After training the conditional GAN, we compare its performance with that of U-net. The structure of U-net for comparison is similar to that of the generator. In the U-net of the MNIST experiment, the bottleneck layer is 4×4×256 after only three convolutional layers. In the U-net of the Fashion-MNIST experiment, the bottleneck layer is 4×4×512 after only four convolutional layers. The conditional GAN and U-net in the two experiments are trained by 2800 training sets and 4800 training sets for 100 epochs, respectively. As shown in Fig. 6, with the increase of training epochs, the loss decreases gradually, and finally both networks converge. Due to the process of adversarial training, the training process of conditional GAN is not quite stable compared with that of U-net. The same images in test sets are chosen to compare the reconstruction quality in Fig. 7. The conditional GAN shows slightly better reconstruction performance on some typical image features, such as boundary and brightness changes, than U-net. The advantages are more obvious in conditional GAN for images with more details, such as Fashion-MNIST, which also validates our previous analysis. U-net is proved to have good reconstruction performance for some simple images with fewer high-frequency features in MNIST datasets. However, when the images contain more high-frequency features, the reconstruction performance of U-net is poor. The discriminator of the conditional GAN enables the generator to better mine the high-frequency features of the image, which improves its feature extraction ability. The conditional GAN provides the possibility for complicated image reconstruction from speckle patterns.

The number of training datasets is an important parameter that affects the performance of networks. In order to compare the performance of the two networks with different numbers of training datasets, the conditional GAN and U-net are trained by different numbers of training sets for 100 epochs, respectively. Figure 8 shows the comparison of the reconstructions between our network and U-net in the test set evaluated by PSNR and SSIM. The horizontal axis is the size of different training sets. Generally, increasing the number of training sets in both networks can significantly improve the quality of image reconstruction. With the same number of training sets, the reconstruction quality of the conditional GAN is better than that of U-net, which is more obvious with the small training set and complex images. In other words, the conditional GAN only requires smaller training sets than U-net to achieve the same reconstruction quality. It can also be concluded that this conditional GAN has stronger capabilities for feature extraction than U-net.
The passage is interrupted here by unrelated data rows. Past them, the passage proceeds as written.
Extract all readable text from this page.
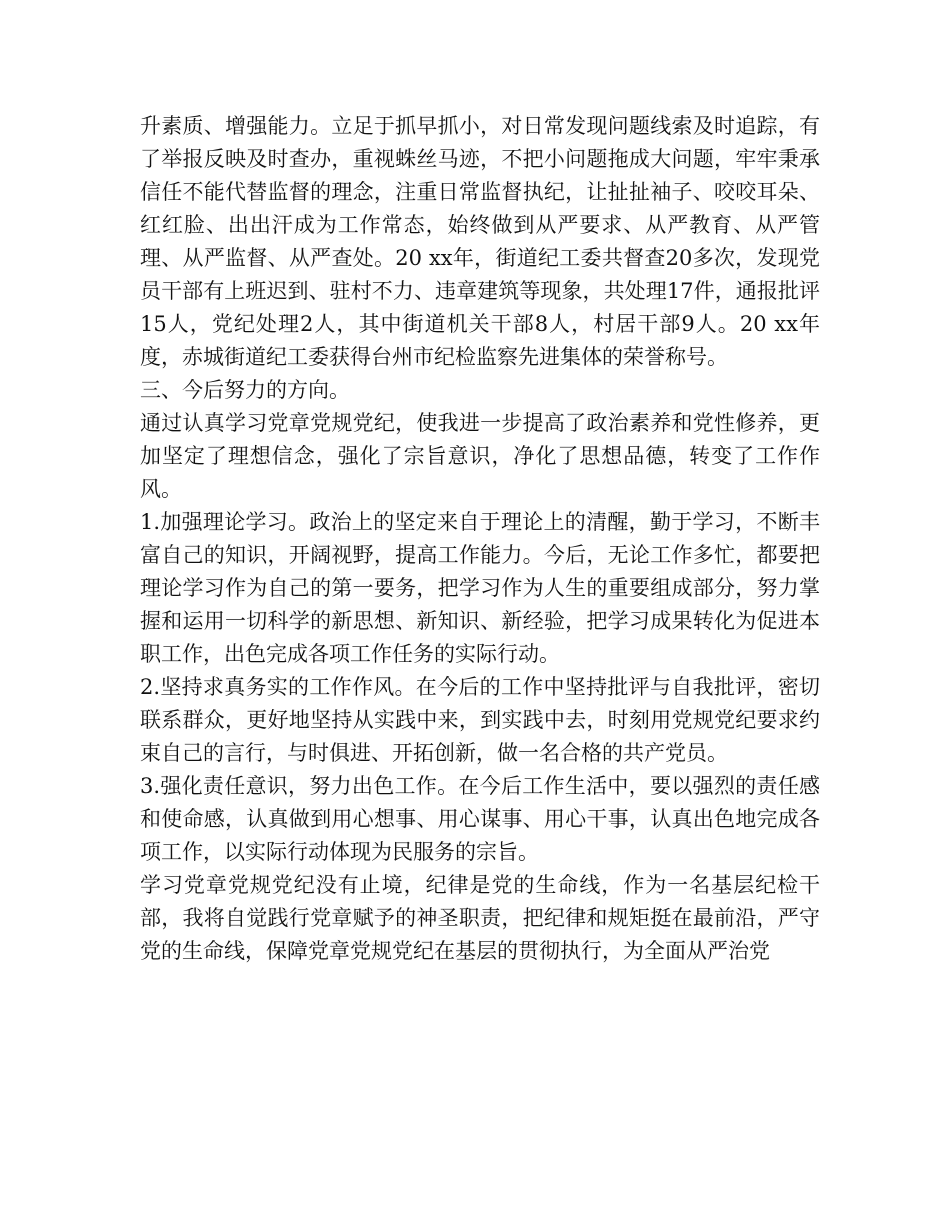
升素质、增强能力。立足于抓早抓小，对日常发现问题线索及时追踪，有了举报反映及时查办，重视蛛丝马迹，不把小问题拖成大问题，牢牢秉承信任不能代替监督的理念，注重日常监督执纪，让扯扯袖子、咬咬耳朵、红红脸、出出汗成为工作常态，始终做到从严要求、从严教育、从严管理、从严监督、从严查处。20 xx年，街道纪工委共督查20多次，发现党员干部有上班迟到、驻村不力、违章建筑等现象，共处理17件，通报批评15人，党纪处理2人，其中街道机关干部8人，村居干部9人。20 xx年度，赤城街道纪工委获得台州市纪检监察先进集体的荣誉称号。

三、今后努力的方向。

通过认真学习党章党规党纪，使我进一步提高了政治素养和党性修养，更加坚定了理想信念，强化了宗旨意识，净化了思想品德，转变了工作作风。

1.加强理论学习。政治上的坚定来自于理论上的清醒，勤于学习，不断丰富自己的知识，开阔视野，提高工作能力。今后，无论工作多忙，都要把理论学习作为自己的第一要务，把学习作为人生的重要组成部分，努力掌握和运用一切科学的新思想、新知识、新经验，把学习成果转化为促进本职工作，出色完成各项工作任务的实际行动。

2.坚持求真务实的工作作风。在今后的工作中坚持批评与自我批评，密切联系群众，更好地坚持从实践中来，到实践中去，时刻用党规党纪要求约束自己的言行，与时俱进、开拓创新，做一名合格的共产党员。

3.强化责任意识，努力出色工作。在今后工作生活中，要以强烈的责任感和使命感，认真做到用心想事、用心谋事、用心干事，认真出色地完成各项工作，以实际行动体现为民服务的宗旨。

学习党章党规党纪没有止境，纪律是党的生命线，作为一名基层纪检干部，我将自觉践行党章赋予的神圣职责，把纪律和规矩挺在最前沿，严守党的生命线，保障党章党规党纪在基层的贯彻执行，为全面从严治党
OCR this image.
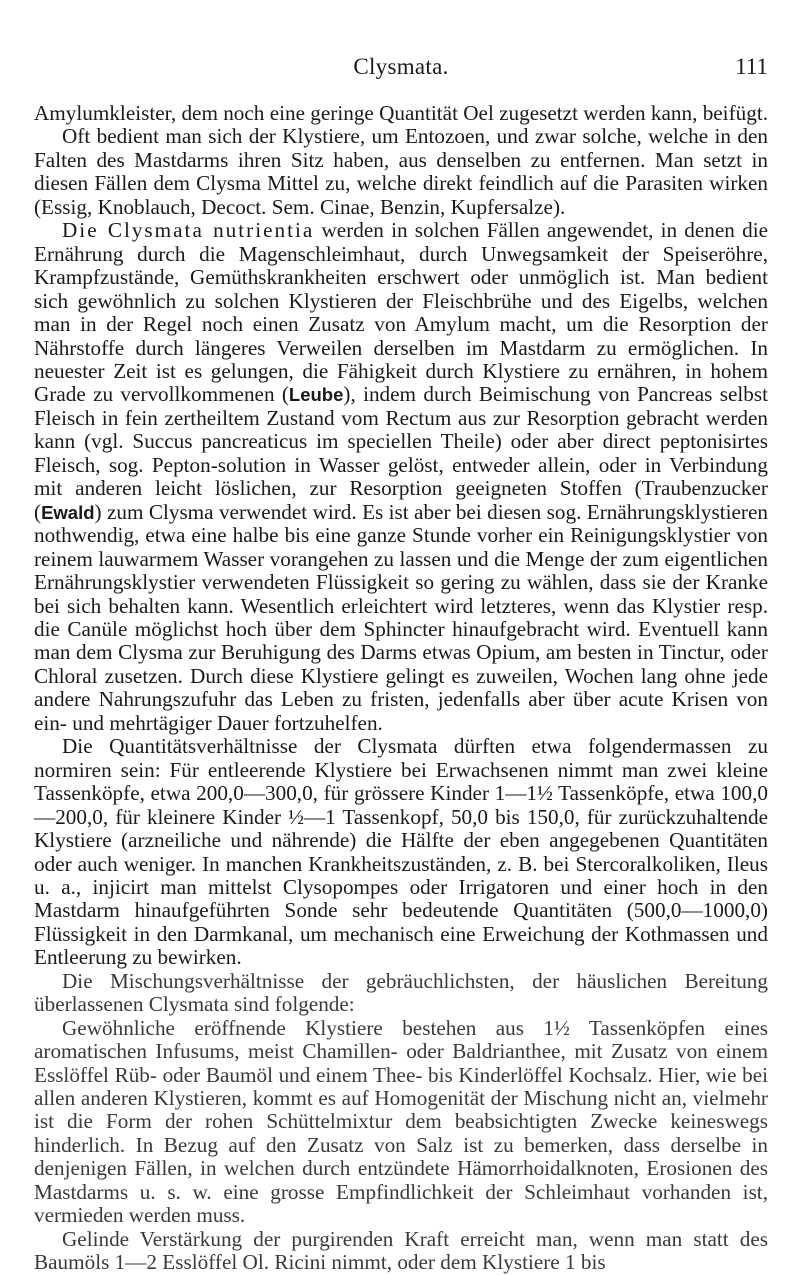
Clysmata.	111

Amylumkleister, dem noch eine geringe Quantität Oel zugesetzt werden kann, beifügt.

Oft bedient man sich der Klystiere, um Entozoen, und zwar solche, welche in den Falten des Mastdarms ihren Sitz haben, aus denselben zu entfernen. Man setzt in diesen Fällen dem Clysma Mittel zu, welche direkt feindlich auf die Parasiten wirken (Essig, Knoblauch, Decoct. Sem. Cinae, Benzin, Kupfersalze).

Die Clysmata nutrientia werden in solchen Fällen angewendet, in denen die Ernährung durch die Magenschleimhaut, durch Unwegsamkeit der Speiseröhre, Krampfzustände, Gemüthskrankheiten erschwert oder unmöglich ist. Man bedient sich gewöhnlich zu solchen Klystieren der Fleischbrühe und des Eigelbs, welchen man in der Regel noch einen Zusatz von Amylum macht, um die Resorption der Nährstoffe durch längeres Verweilen derselben im Mastdarm zu ermöglichen. In neuester Zeit ist es gelungen, die Fähigkeit durch Klystiere zu ernähren, in hohem Grade zu vervollkommenen (Leube), indem durch Beimischung von Pancreas selbst Fleisch in fein zertheiltem Zustand vom Rectum aus zur Resorption gebracht werden kann (vgl. Succus pancreaticus im speciellen Theile) oder aber direct peptonisirtes Fleisch, sog. Pepton-solution in Wasser gelöst, entweder allein, oder in Verbindung mit anderen leicht löslichen, zur Resorption geeigneten Stoffen (Traubenzucker (Ewald) zum Clysma verwendet wird. Es ist aber bei diesen sog. Ernährungsklystieren nothwendig, etwa eine halbe bis eine ganze Stunde vorher ein Reinigungsklystier von reinem lauwarmem Wasser vorangehen zu lassen und die Menge der zum eigentlichen Ernährungsklystier verwendeten Flüssigkeit so gering zu wählen, dass sie der Kranke bei sich behalten kann. Wesentlich erleichtert wird letzteres, wenn das Klystier resp. die Canüle möglichst hoch über dem Sphincter hinaufgebracht wird. Eventuell kann man dem Clysma zur Beruhigung des Darms etwas Opium, am besten in Tinctur, oder Chloral zusetzen. Durch diese Klystiere gelingt es zuweilen, Wochen lang ohne jede andere Nahrungszufuhr das Leben zu fristen, jedenfalls aber über acute Krisen von ein- und mehrtägiger Dauer fortzuhelfen.

Die Quantitätsverhältnisse der Clysmata dürften etwa folgendermassen zu normiren sein: Für entleerende Klystiere bei Erwachsenen nimmt man zwei kleine Tassenköpfe, etwa 200,0—300,0, für grössere Kinder 1—1½ Tassenköpfe, etwa 100,0—200,0, für kleinere Kinder ½—1 Tassenkopf, 50,0 bis 150,0, für zurückzuhaltende Klystiere (arzneiliche und nährende) die Hälfte der eben angegebenen Quantitäten oder auch weniger. In manchen Krankheitszuständen, z. B. bei Stercoralkoliken, Ileus u. a., injicirt man mittelst Clysopompes oder Irrigatoren und einer hoch in den Mastdarm hinaufgeführten Sonde sehr bedeutende Quantitäten (500,0—1000,0) Flüssigkeit in den Darmkanal, um mechanisch eine Erweichung der Kothmassen und Entleerung zu bewirken.

Die Mischungsverhältnisse der gebräuchlichsten, der häuslichen Bereitung überlassenen Clysmata sind folgende:

Gewöhnliche eröffnende Klystiere bestehen aus 1½ Tassenköpfen eines aromatischen Infusums, meist Chamillen- oder Baldrianthee, mit Zusatz von einem Esslöffel Rüb- oder Baumöl und einem Thee- bis Kinderlöffel Kochsalz. Hier, wie bei allen anderen Klystieren, kommt es auf Homogenität der Mischung nicht an, vielmehr ist die Form der rohen Schüttelmixtur dem beabsichtigten Zwecke keineswegs hinderlich. In Bezug auf den Zusatz von Salz ist zu bemerken, dass derselbe in denjenigen Fällen, in welchen durch entzündete Hämorrhoidalknoten, Erosionen des Mastdarms u. s. w. eine grosse Empfindlichkeit der Schleimhaut vorhanden ist, vermieden werden muss.

Gelinde Verstärkung der purgirenden Kraft erreicht man, wenn man statt des Baumöls 1—2 Esslöffel Ol. Ricini nimmt, oder dem Klystiere 1 bis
Considering the structure of the conditional GAN, the generator is essentially a U-net, while the additional discriminator can guide the training of the generator to converge faster. Moreover, the discriminator enables the generator to show better ability in discrimination and constraint for both high- and low-frequency parts of the image to improve the feature extraction ability of the generator. Therefore, smaller datasets can work in reconstruction with the conditional GAN. The experimental results show that this conditional GAN could reconstruct images with fewer training datasets and shows higher feature extraction capability compared with the conventional method of U-net. For both MNIST and Fashion-MNIST, hundreds of training images are reduced by using this conditional GAN in the case of achieving the same accuracy of reconstructed images. In addition, this conditional GAN also has higher feature extraction capability because of the discriminator and the advantage in high-frequency processing. However, the network only performs well for the samples similar to the training data. In the future, it is important to use stronger network or transfer learning methods to improve the generalization ability of models.